Blog by Sumana Harihareswara, Changeset founder

26 Oct 2013, 17:07 p.m.

Some Artifacts

Hi, reader. I wrote this in 2013 and it's now more than five years old. So it may be very out of date; the world, and I, have changed a lot since I wrote it! I'm keeping this up for historical archive purposes, but the me of today may 100% disagree with what I said then. I rarely edit posts after publishing them, but if I do, I usually leave a note in italics to mark the edit and the reason. If this post is particularly offensive or breaches someone's privacy, please contact me.

At Hacker School, I'm working on little projects to teach myself various things. I am following my own advice by embracing silliness. A few things I have made, all of which now have code up on GitHub:

An Obama speech generator. I wrote this command-line speech generator just after Barack Obama gave a televised speech partially about trouble with HealthCare.gov. I thought, "what if Barack Obama gave LOTS of speeches about tech?"

Also, I wanted to try out test-driven development, so speech-tests.py has the tests I wrote (using Python's unittest module) before or as I wrote functionality.

So, here you go. Run speech.py at a command line and type in three tech buzzwords when asked. (Alphabetical characters and spaces work, but no other punctuation -- "the cloud" and "NoSQL" are fine, but "object-oriented" won't work.) You'll then get a short speech incorporating at least one of the buzzwords you've provided. This gets Leonard to laugh a lot at lines like "Thank you, and may God bless Agile."

Green Sea Turtle grazing seagrass "Personality Rights", a super-short and moody game. I made it in Ren'Py, a platform for making "visual novel"-type games, which meant I fiddled with a sort of domain-specific subset of Python to specify plot, characters, styling, music, and graphics. (Graphics include the turtle image at right.) I wrote it in three hours because that's the time limit for the Ectocomp game competition.

A scifi novel title generator (previously).

Improvements to Bicho, although I backed off my giant "refactor and add tests to everything" plan in favor of learning to write tests first.

(I wish I were using Gitorious instead of the closed-source GitHub, but Gitorious wouldn't let me log in, even after password reset. Bleah!)

What have I learned? I only have eight weeks left. I'm better than I was at Python, emacs, git, and bash. I have gotten to question ten on Python Challenge, and finished all of CodingBat Python.

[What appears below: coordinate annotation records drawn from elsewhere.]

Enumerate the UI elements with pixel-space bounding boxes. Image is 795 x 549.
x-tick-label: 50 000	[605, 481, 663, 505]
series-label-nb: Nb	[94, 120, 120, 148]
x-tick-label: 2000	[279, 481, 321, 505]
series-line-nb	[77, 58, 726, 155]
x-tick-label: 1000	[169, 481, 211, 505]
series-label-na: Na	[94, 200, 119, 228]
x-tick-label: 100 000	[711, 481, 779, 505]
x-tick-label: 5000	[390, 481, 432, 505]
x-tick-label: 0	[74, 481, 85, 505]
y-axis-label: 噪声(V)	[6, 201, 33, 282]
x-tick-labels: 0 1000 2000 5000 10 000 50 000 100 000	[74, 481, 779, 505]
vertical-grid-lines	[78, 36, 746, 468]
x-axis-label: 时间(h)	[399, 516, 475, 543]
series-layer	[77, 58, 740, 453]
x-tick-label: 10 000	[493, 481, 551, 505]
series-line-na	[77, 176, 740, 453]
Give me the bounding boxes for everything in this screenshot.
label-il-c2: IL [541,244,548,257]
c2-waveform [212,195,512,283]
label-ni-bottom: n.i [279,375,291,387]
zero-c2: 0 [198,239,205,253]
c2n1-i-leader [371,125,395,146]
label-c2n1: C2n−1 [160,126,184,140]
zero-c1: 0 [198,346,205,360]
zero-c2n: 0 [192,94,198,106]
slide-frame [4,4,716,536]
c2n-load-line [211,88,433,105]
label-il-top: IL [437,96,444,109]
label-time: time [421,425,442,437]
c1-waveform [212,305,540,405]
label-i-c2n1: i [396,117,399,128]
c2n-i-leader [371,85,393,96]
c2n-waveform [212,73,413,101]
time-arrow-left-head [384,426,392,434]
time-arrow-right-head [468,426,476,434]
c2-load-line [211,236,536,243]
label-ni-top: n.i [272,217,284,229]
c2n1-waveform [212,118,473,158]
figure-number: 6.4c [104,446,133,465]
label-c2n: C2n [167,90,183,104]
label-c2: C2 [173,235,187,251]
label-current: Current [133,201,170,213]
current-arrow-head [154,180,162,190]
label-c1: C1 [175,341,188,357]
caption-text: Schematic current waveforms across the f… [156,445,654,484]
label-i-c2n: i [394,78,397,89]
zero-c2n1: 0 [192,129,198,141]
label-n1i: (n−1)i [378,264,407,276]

Sometimes I have a reaction I don't like. When I learn some new amazing thing you can do with Python, I get angry that I didn't know it already. It's a very fixed-model way to react, not a growth-model way, and I think I have to fix more things in me before that stops happening.

Comments

Roan
26 Oct 2013, 19:17 p.m.

Re the reaction to discovering cool new things: you're absolutely right that it shouldn't be "dammit, how did I not know this" but "ooh,k this is cool". In fact, I would extend that to "dammit how did I not know this, I could've used this for X" vs "ooh, cool, let me go back to X and change it to use this".

It's a "positive perfectionism" (I just made that term up) attitude that most of the engineers I respect the most have: always looking for ways to get better and make things better, and responding to new discoveries (good ones, not the "there's a big in code that I wrote" kind) with excitement rather than insecurity or self-blame or shoulda-coulda-woulda.

(The thing about code, too, is that you can often go back and do the "shoulda" to still get (some of) the "woulda" and "coulda".)

C. Scott+Ananian
http://cscott.net
06 Nov 2013, 15:04 p.m.

I'd love to talk to you about Ren'Py at some point when we're shooting shit. It was one of the things I looked at as part of my Nell project at OLPC, but I never got the chance to actually create something with it.